しかも『人族の王族が行う勇者召喚もこの一種』って、何してくれてるんだ王子様。
確証はないが、サナ運ばれる→サキュバス召喚完了→サナ気絶→サキュバス食い散らかす→私召喚完了→エロバトル→私勝利→サキュバスを吸収or融合って感じなのだろう。
魔法の理屈はよく分からないがロリショタサキュバス乱交パーティーのついでに召喚された可哀想な私。
っていうかサキュバスとの「戦い」に負けてたら私も王子様たちのように死んでたのか。
とにかくサキュバス召喚と勇者召喚が混線(?)したのか出力をミスったのかそんな感じなんだろう。

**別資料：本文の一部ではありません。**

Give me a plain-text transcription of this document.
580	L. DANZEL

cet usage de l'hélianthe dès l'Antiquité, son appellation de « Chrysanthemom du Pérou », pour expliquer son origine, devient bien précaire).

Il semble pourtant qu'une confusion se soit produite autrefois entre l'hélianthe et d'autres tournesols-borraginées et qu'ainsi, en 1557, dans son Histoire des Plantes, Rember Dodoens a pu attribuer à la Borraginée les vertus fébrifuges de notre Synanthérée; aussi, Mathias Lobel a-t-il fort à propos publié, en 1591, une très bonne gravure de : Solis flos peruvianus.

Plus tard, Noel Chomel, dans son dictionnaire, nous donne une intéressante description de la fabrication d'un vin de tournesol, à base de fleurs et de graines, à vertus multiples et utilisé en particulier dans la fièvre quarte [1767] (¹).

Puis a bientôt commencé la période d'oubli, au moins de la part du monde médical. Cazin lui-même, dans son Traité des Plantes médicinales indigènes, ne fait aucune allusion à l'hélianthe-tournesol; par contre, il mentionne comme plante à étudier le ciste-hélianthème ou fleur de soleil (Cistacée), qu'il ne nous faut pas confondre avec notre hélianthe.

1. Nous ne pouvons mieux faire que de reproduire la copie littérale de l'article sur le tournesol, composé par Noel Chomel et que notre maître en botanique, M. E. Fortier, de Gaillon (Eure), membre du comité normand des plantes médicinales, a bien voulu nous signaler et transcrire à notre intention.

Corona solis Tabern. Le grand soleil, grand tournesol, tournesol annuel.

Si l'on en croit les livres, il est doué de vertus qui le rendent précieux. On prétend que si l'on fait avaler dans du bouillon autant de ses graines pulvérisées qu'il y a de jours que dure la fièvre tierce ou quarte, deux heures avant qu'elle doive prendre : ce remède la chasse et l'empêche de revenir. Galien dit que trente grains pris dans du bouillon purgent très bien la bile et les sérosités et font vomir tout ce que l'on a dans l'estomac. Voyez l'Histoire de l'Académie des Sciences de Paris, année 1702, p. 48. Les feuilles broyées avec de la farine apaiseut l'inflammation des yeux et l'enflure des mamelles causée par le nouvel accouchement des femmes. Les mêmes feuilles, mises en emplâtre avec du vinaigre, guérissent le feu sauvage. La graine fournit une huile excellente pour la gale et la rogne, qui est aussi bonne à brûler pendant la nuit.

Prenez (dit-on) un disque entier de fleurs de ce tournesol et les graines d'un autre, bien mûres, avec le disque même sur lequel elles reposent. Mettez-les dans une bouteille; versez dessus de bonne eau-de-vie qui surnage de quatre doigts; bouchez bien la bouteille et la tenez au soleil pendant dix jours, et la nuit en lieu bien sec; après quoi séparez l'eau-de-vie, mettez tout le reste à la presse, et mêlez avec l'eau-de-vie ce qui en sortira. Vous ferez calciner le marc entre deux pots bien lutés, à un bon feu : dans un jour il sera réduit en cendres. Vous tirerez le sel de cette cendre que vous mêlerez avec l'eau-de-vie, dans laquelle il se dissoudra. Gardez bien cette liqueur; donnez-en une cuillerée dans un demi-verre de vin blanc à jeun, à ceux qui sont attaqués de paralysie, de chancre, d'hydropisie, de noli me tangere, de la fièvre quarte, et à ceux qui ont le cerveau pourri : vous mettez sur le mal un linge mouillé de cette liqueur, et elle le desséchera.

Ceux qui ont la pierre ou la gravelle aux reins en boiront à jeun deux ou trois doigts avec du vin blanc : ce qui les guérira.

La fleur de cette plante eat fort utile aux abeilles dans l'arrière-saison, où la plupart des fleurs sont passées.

勇者召喚についての情報も欲しいが今はそれは横に置いておいて、そんなヤバいパーティーなら「後片付け」をどうされるか分かったもんじゃない。
いや、この世界に奴隷制度があるなら良くてサナと同じように奴隷にされるか最悪殺されて闇に葬られるな。
それにしてもこんなに可愛い子が何故奴隷なんかに……いや、色々あるのだろう。
だが、「食う」ためだけに「奴隷を買う」という世界観が自称女尊男卑主義者としては面白くない。

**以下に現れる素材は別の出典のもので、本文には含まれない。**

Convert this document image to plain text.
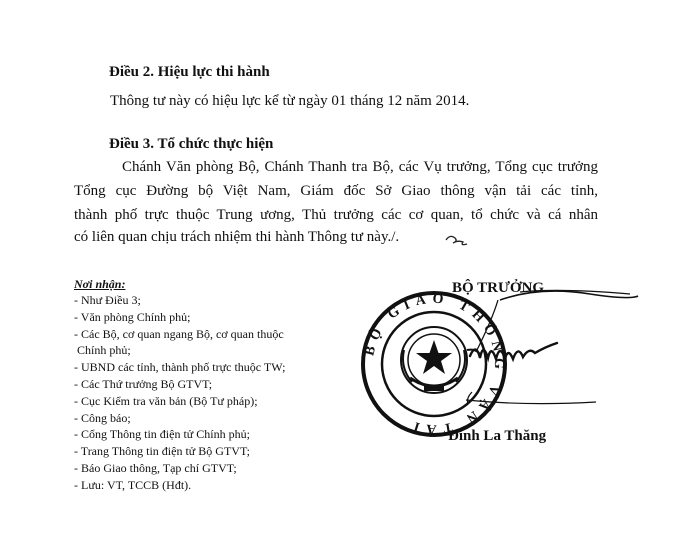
Điều 2. Hiệu lực thi hành
Thông tư này có hiệu lực kể từ ngày 01 tháng 12 năm 2014.
Điều 3. Tổ chức thực hiện
Chánh Văn phòng Bộ, Chánh Thanh tra Bộ, các Vụ trưởng, Tổng cục trưởng
Tổng cục Đường bộ Việt Nam, Giám đốc Sở Giao thông vận tải các tỉnh,
thành phố trực thuộc Trung ương, Thủ trưởng các cơ quan, tổ chức và cá nhân
có liên quan chịu trách nhiệm thi hành Thông tư này./.
Nơi nhận:
- Như Điều 3;
- Văn phòng Chính phủ;
- Các Bộ, cơ quan ngang Bộ, cơ quan thuộc
Chính phủ;
- UBND các tỉnh, thành phố trực thuộc TW;
- Các Thứ trưởng Bộ GTVT;
- Cục Kiểm tra văn bản (Bộ Tư pháp);
- Công báo;
- Cổng Thông tin điện tử Chính phủ;
- Trang Thông tin điện tử Bộ GTVT;
- Báo Giao thông, Tạp chí GTVT;
- Lưu: VT, TCCB (Hđt).
BỘ TRƯỞNG
Đinh La Thăng
BỘ GIAO THÔNG VẬN TẢI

そういう世界か時代だからしょうがないといえばしょうがないのだろうが、面白くないものは面白くない。
よし、一緒に逃げよう。
いや逃がそう。
普通に考えて逃げるなら自分一人の方が成功率は高い。
だが、それをしてしまってはたぶん私は自分を許せない。
不安そうに部屋の中をキョロキョロしているサナを見つめ
「一緒に逃げましょう。ここから。」
と、宣言した。
びっくりしたようなサナに向かって指を立てながら言葉を続ける。
「理由一つ目。サナも私も、たぶん執事らしき少年も貴族たちの慰み者にされるためにここに呼ばれたのだと思う。」
「…はい。」
「私はそういう目に合いたくないし、サナにも合わせたくない。」
「でもあたし…」
サナの言葉を遮るように立てる指を追加して話を続ける。
「二つ目。執事君も含めてそいつらは今ここに居ないけど、相手がそいつらだけとは限らない。もし仲間を連れて来たら?それこそ私たちがどういう扱いを受けるか想像したくもないわ。」
サナはうつむいてしまう。
「三つ目。何よりも私は貴方を助けたい。女の子はもっと明るい未来があるべきよ。騙されたと思って助けられなさい。お姉さん、たまにしか嘘つかないから。」
「たまには嘘つくんですか?」
「嘘をつかずに騙す方が多いかもね。」
「それじゃまるで信用できないじゃないですか。」
そういってサナはクスクスと笑う。
うん、やはり女の子は笑い顔が一番可愛らしい。
キーワード回収まで相当かかりそうです。
長い目で見ていただけると幸いです。